Distractions of any kind are prohibited. Only breaks with proven need are exclusively allowed.


From 10pm to 5 am the next day night study is allowed. The CTS recommends matching this measure with the preparation of coffee boilers.


Avoid gatherings, especially if they are not with relatives or fellow students. Offenders will be punished with hefty fines, or worse, CFU subtraction.


To avoid a collapse of your nervous system, do not overload the brain. For this reason it is strongly advised not to study more than 18 hours in a row.


Given all the time available, online classes, nightclubs closure and  the absence of other distracting factors, your voluntary decision to postpone study to the last minute is considered inappropriate.


Limit tensions with cohabitants. Being a demanding personality could be a serious problem if you have to live with other individuals.

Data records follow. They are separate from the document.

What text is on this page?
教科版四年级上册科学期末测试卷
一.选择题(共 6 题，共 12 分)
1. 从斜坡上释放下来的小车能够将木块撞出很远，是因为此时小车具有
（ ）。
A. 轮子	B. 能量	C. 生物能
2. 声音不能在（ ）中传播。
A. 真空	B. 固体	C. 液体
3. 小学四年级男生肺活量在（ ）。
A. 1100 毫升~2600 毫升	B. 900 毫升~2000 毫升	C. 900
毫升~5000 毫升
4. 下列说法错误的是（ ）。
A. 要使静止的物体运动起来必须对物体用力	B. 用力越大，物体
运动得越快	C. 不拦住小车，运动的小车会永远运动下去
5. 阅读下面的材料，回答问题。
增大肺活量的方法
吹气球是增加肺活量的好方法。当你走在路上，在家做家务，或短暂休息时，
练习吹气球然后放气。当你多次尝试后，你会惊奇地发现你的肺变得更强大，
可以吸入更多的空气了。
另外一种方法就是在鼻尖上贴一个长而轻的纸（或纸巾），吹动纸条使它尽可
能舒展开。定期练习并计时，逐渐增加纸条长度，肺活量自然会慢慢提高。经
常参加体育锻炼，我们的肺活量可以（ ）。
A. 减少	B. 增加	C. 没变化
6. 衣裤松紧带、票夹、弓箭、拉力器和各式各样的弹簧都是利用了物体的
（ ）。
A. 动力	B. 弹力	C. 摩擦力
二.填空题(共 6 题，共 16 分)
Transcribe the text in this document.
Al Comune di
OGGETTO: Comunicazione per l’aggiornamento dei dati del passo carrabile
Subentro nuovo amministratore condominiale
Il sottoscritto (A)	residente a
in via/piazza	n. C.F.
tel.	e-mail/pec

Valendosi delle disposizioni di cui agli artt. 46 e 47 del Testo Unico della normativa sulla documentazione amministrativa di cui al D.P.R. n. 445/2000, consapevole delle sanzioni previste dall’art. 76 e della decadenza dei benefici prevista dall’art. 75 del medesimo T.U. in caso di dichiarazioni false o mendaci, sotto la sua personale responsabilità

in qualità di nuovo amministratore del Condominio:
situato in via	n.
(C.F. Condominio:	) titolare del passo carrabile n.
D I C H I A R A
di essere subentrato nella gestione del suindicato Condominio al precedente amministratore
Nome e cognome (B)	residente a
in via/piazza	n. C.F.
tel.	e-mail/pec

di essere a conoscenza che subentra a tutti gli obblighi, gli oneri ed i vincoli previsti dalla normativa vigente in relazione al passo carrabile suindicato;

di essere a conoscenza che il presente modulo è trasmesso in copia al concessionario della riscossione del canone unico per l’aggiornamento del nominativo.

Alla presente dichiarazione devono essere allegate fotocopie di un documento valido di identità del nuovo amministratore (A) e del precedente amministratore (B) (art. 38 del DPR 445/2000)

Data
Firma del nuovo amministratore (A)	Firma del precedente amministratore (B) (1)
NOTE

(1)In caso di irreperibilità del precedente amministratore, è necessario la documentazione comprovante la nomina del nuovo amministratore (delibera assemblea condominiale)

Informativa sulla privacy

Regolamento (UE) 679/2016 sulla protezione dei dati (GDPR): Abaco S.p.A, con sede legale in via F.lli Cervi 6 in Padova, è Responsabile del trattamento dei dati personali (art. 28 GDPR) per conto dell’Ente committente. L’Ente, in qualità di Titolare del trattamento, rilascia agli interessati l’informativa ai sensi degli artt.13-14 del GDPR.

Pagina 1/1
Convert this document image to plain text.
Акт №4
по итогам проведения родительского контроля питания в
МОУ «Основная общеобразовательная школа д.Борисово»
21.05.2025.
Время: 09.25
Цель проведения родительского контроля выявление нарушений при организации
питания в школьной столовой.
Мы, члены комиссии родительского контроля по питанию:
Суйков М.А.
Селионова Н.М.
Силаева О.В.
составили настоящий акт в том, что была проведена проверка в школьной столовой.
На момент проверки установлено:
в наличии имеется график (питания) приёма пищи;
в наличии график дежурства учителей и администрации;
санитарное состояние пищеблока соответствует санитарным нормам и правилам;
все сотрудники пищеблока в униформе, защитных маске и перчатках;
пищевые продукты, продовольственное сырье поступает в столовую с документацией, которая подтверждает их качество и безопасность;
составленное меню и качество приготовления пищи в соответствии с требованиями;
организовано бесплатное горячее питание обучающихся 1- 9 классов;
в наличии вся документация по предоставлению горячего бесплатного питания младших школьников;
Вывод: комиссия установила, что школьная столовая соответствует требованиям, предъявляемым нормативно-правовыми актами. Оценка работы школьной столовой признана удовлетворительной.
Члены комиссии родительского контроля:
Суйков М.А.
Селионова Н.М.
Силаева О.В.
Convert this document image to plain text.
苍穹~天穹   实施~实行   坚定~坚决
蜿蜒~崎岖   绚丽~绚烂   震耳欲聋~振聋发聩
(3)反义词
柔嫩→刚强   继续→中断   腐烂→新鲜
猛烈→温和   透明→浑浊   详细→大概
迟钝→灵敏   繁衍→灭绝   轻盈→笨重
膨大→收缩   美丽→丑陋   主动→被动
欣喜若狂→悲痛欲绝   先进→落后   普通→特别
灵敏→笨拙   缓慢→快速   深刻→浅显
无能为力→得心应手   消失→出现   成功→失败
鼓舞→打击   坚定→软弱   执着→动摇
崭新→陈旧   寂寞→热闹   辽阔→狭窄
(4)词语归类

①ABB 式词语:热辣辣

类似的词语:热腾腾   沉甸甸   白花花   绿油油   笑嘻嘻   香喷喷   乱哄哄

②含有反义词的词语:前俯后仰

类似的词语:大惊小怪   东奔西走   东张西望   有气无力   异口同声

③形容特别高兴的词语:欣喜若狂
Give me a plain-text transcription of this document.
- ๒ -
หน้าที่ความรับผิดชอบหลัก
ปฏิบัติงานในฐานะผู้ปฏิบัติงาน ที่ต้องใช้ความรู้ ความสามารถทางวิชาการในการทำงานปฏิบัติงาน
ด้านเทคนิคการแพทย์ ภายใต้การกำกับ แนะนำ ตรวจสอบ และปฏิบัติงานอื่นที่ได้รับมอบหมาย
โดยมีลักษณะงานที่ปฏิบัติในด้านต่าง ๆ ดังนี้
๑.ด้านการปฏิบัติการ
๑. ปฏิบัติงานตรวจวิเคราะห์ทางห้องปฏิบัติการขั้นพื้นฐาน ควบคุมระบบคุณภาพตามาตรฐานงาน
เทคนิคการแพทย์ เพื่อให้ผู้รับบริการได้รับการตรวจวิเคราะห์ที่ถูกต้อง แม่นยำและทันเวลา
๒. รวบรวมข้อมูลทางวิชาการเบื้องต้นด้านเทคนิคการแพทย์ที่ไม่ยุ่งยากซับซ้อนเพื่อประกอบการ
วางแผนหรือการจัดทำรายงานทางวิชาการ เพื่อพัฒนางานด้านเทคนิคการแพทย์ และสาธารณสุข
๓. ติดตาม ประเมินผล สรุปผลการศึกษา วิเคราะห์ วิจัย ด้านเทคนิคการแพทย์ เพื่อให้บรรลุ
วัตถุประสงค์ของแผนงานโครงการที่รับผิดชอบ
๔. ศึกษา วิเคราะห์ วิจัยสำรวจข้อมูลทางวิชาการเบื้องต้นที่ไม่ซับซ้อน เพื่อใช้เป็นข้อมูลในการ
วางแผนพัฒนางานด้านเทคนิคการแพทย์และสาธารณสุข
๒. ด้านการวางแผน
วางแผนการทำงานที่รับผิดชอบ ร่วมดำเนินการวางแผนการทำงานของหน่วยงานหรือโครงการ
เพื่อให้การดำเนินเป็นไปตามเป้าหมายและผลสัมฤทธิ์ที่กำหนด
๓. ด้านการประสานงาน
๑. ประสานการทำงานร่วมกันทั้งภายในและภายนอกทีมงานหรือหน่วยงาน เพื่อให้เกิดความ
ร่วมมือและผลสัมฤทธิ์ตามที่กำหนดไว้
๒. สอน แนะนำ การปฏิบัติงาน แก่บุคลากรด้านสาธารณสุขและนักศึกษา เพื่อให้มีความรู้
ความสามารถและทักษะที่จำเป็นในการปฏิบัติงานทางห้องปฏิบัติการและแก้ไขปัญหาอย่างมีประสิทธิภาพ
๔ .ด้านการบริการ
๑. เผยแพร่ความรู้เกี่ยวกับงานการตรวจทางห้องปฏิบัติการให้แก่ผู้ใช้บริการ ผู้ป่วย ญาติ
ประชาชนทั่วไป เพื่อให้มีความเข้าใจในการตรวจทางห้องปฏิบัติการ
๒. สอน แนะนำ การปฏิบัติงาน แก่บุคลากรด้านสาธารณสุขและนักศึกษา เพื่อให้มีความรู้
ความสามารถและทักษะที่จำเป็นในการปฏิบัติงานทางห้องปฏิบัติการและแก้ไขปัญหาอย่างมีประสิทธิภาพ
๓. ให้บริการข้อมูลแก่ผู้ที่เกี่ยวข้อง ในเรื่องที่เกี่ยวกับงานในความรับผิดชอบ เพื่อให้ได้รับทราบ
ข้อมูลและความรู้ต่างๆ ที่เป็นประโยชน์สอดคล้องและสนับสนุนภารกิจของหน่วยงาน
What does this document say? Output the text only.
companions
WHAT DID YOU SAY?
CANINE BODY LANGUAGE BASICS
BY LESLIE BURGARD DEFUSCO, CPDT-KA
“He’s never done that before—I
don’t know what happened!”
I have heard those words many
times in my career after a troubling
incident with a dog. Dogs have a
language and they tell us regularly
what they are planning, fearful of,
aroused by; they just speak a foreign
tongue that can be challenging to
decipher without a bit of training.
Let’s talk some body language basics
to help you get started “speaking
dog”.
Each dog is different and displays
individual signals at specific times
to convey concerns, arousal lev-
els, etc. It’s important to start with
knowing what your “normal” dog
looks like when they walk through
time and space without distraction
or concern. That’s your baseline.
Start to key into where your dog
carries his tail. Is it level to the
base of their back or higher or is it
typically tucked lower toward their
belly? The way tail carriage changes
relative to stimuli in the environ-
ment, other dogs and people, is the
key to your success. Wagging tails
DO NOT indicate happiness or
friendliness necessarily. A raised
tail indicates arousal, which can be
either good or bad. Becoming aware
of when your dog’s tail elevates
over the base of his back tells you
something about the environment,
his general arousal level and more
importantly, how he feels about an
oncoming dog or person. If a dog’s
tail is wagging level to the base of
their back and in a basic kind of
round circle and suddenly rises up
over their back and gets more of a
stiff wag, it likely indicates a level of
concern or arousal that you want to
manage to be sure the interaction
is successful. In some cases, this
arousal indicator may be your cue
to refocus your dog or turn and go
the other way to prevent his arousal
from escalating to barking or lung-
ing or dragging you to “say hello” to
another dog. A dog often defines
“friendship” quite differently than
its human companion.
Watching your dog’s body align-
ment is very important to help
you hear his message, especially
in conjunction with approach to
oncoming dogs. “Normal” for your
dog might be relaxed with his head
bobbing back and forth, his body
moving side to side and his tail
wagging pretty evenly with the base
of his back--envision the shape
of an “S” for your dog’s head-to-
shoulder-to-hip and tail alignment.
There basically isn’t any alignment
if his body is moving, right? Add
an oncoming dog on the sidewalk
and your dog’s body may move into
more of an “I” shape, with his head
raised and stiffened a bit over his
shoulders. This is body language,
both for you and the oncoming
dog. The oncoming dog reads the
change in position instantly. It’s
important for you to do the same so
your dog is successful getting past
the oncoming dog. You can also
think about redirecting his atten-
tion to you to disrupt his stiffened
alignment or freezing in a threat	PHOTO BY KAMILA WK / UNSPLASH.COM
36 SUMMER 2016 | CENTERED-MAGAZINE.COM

Given the rapid upcoming of exams, all non-competitive study activities are interrupted. Be careful though not to neglect social relationships.


Given the bad rising astral condition, article 4 “I won’t study this, it won’t be asked” is ordered to be amended with “I’m going to study even the book’s bibliography”.


To contain this epidemic and any quarrels, social distancing of one meter is recommended, 2m for architects, 10m for designers.


“I’ll do it later” will be banned from language. It is compulsory to replace it with a more realistic “I am finally beginning to study”.


Thanks to an astral conjunction, you may soon find yourself in a yellow region, orange province, and red city. Self-certification is required.


Your region is subject to color changes. Ask fashion designers for help figuring out how to dress based on your current color.